With the approach of finals, caffeine is the official sponsor of late-night studying. So, what should you be drinking to stay fueled and focused?

Luca Disbrow / Daily Nexus

In the United States, 85% of adults consume caffeine daily, with an average intake of 135 milligrams per day or 1.5 standard cups of coffee (1 standard cup is 8 fluid ounces or 235 milliliters). Your body is able to absorb up to 99% of the caffeine found in coffee, enabling the compound to reach peak blood concentration levels as soon as 15 minutes after consumption. Once absorbed, caffeine crosses the blood-brain barrier and blocks the inhibitory neurotransmitter adenosine, promoting alertness and providing your body with an instant energy boost.

Not only can a daily cup of coffee make you feel more energized, but it also burns fat, improves physical performance and lowers the risk of several diseases, such as Type 2 diabetes, Alzheimer’s disease, Parkinson’s disease and cancer. Studies suggest that coffee may even boost longevity — two large, observational studies reported by Healthline Media revealed that drinking coffee was associated with a reduced risk of death of 20% in men and 26% in women of ages 18-24. 

But coffee has a strong competitor: caffeinated tea. We’ll look at two popular tea-based coffee alternatives, starting with matcha. Coffee contains about 90-95 milligrams of caffeine per 8-ounce cup, while matcha contains 38-88 milligrams of caffeine per 2-ounce serving. Although matcha has less caffeine, it lasts much longer in the body. The small amounts of caffeine in this concentrated green tea take longer to enter the bloodstream and can last as long as six hours. As a result, the “crash” that people experience an hour or two after drinking coffee doesn’t happen with matcha.
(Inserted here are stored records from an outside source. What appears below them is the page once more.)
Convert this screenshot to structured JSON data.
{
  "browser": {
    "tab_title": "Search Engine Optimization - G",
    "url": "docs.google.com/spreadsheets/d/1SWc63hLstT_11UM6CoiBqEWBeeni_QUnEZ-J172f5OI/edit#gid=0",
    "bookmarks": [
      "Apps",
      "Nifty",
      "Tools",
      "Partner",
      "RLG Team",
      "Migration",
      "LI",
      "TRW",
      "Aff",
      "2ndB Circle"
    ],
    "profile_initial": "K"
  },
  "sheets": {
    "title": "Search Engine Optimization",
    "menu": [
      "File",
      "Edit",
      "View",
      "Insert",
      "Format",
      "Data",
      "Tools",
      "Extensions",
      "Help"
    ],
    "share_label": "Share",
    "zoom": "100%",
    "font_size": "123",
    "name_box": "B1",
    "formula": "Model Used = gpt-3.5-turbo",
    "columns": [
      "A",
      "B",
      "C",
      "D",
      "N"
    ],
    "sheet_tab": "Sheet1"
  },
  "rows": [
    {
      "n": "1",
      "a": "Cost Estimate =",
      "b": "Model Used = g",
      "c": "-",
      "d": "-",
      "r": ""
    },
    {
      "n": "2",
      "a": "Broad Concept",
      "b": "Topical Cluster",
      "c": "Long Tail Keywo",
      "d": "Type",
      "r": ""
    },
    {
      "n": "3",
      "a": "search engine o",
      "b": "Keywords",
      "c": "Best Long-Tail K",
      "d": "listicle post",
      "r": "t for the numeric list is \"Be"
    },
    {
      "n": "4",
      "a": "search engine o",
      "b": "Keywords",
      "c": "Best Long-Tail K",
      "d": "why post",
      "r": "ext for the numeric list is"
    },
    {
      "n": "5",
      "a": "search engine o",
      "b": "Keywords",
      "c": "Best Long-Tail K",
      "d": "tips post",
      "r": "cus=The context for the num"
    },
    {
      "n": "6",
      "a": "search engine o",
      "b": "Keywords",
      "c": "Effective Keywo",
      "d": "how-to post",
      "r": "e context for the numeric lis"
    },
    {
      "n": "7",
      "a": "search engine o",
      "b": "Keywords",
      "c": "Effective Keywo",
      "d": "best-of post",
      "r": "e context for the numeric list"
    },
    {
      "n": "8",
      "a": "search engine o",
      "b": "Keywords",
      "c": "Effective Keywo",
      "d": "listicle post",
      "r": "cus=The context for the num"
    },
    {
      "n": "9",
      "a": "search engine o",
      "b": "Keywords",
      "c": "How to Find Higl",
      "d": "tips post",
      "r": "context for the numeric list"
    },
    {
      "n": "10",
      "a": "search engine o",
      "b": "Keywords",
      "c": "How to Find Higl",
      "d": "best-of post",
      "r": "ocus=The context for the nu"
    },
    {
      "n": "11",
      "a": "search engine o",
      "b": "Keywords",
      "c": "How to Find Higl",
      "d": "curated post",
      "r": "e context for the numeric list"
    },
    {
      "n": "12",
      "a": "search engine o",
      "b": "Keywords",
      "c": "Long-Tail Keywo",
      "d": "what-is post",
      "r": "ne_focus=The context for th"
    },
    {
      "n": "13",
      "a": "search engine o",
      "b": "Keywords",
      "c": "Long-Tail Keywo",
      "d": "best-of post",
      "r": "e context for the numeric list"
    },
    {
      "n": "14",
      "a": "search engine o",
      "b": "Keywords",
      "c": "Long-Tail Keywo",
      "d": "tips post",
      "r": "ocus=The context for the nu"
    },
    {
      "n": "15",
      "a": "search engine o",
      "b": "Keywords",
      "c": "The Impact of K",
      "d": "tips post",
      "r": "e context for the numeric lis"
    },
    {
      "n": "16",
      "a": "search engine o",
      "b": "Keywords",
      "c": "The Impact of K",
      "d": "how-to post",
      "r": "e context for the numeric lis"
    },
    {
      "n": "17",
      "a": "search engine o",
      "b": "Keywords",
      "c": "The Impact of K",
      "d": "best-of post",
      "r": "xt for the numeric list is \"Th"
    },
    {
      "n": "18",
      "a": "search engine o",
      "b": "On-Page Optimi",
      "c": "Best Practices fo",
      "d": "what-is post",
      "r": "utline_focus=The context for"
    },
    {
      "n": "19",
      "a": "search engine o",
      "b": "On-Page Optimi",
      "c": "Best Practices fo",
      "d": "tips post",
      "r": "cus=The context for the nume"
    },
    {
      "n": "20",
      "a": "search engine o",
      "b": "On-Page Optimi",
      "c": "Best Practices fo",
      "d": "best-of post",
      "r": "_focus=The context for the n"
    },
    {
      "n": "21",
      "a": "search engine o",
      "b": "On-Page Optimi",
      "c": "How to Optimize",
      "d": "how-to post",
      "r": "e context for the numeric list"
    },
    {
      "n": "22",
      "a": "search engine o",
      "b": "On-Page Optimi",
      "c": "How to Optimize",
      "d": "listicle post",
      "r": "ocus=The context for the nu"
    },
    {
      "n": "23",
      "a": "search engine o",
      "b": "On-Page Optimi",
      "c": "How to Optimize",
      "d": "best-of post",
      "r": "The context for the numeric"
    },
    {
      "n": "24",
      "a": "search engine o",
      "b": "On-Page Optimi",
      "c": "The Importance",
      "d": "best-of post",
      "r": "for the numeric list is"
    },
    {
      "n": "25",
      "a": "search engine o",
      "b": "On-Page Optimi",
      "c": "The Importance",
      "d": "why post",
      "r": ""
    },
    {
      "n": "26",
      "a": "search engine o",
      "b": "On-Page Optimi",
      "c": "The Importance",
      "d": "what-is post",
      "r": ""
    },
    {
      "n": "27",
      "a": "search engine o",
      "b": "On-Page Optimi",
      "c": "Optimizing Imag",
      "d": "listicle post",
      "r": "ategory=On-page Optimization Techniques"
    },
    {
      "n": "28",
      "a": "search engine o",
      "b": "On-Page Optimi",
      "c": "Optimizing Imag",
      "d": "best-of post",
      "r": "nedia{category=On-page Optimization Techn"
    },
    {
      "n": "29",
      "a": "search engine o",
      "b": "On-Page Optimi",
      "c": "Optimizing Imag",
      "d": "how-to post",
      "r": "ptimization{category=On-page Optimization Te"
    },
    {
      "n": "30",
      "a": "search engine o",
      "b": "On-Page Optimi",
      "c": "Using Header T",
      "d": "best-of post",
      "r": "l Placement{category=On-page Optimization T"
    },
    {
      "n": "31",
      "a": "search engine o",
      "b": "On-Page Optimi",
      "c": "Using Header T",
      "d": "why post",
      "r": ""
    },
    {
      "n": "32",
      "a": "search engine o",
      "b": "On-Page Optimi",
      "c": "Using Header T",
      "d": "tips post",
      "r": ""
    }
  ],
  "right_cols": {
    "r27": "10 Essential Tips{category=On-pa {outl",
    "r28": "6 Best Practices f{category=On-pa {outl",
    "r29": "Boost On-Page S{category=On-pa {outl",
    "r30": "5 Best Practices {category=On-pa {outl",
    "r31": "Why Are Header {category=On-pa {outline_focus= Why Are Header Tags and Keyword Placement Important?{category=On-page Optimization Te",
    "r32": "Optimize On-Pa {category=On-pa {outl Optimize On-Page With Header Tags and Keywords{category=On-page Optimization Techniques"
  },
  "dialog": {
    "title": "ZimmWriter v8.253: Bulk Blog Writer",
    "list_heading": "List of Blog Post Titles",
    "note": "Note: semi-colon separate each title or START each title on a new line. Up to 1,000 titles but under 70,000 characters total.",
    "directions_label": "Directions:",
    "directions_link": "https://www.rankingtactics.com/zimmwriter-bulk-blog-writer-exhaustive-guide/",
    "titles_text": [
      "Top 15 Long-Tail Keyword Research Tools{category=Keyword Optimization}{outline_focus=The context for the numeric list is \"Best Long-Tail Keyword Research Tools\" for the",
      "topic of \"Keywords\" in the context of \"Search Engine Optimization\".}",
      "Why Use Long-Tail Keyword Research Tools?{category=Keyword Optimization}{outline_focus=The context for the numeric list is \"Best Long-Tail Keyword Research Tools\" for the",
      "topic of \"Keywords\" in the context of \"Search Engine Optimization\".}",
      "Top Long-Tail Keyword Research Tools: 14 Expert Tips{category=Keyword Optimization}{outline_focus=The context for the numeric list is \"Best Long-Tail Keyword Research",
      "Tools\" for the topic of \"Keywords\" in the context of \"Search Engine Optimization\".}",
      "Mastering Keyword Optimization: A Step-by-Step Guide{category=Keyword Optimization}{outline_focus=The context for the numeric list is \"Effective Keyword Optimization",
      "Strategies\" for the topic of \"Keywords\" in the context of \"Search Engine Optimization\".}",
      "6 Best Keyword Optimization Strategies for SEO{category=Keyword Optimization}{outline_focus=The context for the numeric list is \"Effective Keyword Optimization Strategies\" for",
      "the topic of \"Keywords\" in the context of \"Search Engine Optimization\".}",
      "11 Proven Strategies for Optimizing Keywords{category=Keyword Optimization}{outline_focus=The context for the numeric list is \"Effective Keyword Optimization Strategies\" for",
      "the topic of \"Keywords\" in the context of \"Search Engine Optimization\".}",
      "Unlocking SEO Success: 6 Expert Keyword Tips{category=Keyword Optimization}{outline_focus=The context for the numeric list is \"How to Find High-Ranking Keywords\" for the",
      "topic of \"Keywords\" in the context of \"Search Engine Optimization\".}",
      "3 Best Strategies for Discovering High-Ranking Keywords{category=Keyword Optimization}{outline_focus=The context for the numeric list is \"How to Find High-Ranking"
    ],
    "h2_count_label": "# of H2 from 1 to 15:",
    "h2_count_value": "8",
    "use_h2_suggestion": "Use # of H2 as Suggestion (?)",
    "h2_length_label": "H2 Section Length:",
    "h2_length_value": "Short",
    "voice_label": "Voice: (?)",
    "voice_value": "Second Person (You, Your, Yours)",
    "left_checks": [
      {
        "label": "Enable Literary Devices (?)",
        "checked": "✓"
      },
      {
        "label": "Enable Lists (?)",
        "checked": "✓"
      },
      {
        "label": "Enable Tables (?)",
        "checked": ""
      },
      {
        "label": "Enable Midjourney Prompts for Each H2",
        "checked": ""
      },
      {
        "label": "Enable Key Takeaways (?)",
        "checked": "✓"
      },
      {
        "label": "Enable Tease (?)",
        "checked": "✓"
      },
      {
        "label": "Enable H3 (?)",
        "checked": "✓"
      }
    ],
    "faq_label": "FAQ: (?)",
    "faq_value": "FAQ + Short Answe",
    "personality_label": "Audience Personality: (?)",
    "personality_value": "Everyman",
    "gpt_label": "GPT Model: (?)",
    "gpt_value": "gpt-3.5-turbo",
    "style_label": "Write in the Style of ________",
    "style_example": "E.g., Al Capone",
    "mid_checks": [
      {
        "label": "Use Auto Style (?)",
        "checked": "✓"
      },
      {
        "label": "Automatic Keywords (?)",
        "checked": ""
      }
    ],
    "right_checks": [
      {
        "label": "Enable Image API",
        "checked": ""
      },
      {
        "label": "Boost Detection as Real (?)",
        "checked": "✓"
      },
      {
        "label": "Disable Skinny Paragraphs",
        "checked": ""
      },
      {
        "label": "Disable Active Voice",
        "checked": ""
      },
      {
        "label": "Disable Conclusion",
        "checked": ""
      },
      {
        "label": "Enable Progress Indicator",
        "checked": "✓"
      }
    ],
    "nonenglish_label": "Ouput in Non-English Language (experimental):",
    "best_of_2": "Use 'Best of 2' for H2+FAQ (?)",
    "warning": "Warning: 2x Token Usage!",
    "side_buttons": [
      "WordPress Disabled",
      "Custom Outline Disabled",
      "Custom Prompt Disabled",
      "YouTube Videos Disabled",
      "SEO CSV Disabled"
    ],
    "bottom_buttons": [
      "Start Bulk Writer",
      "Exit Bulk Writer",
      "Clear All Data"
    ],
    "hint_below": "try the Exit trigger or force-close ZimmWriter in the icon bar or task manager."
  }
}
The leading explanation for this revolves around the amino acid L-theanine, which acts with other antioxidants, flavonoids and phytonutrients to slow down the body’s absorption of caffeine, resulting in a gentle introduction of caffeine into the system and a lengthened period of wakefulness. L-theanine also stimulates the production of serotonin, a feel-good neurotransmitter that can reduce stress and boost your mood by lowering blood pressure, reducing cortisol levels and increasing alpha waves in your brain.

Abundant in the phytochemical EGCG, matcha has strong thermogenic properties that increase fat metabolism and help promote weight loss. Unlike coffee, matcha contains antibacterial properties that leave you with a fresh mouth and clean teeth.

The yerba mate herbal tea infusion, one of the most popular drinks at UC Santa Barbara, is another tea-based coffee alternative. At 85 milligrams of caffeine per cup, yerba mate contains less caffeine than coffee but more than a cup of tea. Similar to matcha, yerba mate is slower to introduce caffeine into your system but lasts longer and helps you avoid the jitters and crashes from coffee. Referred to as “the drink of the gods,” yerba mate is packed with antioxidants; while coffee and matcha are both also known for being high in antioxidants,  yerba mate beats both with 24 different vitamins and minerals, 15 amino acids with antioxidants and 196 volatile chemicals.

Preliminary studies have shown that yerba mate can help stimulate fat oxidation and feelings of fullness, leading to weight loss. Its anti-inflammatory compounds reduce inflammation markers and help to prevent colon cancer, urinary tract infections and kidney stones.

Caffeine, no matter the form, should be taken in moderation for the best effect. For a quick boost, coffee is your best option. However, alternatives such as matcha or yerba mate are better for sustained energy throughout the day.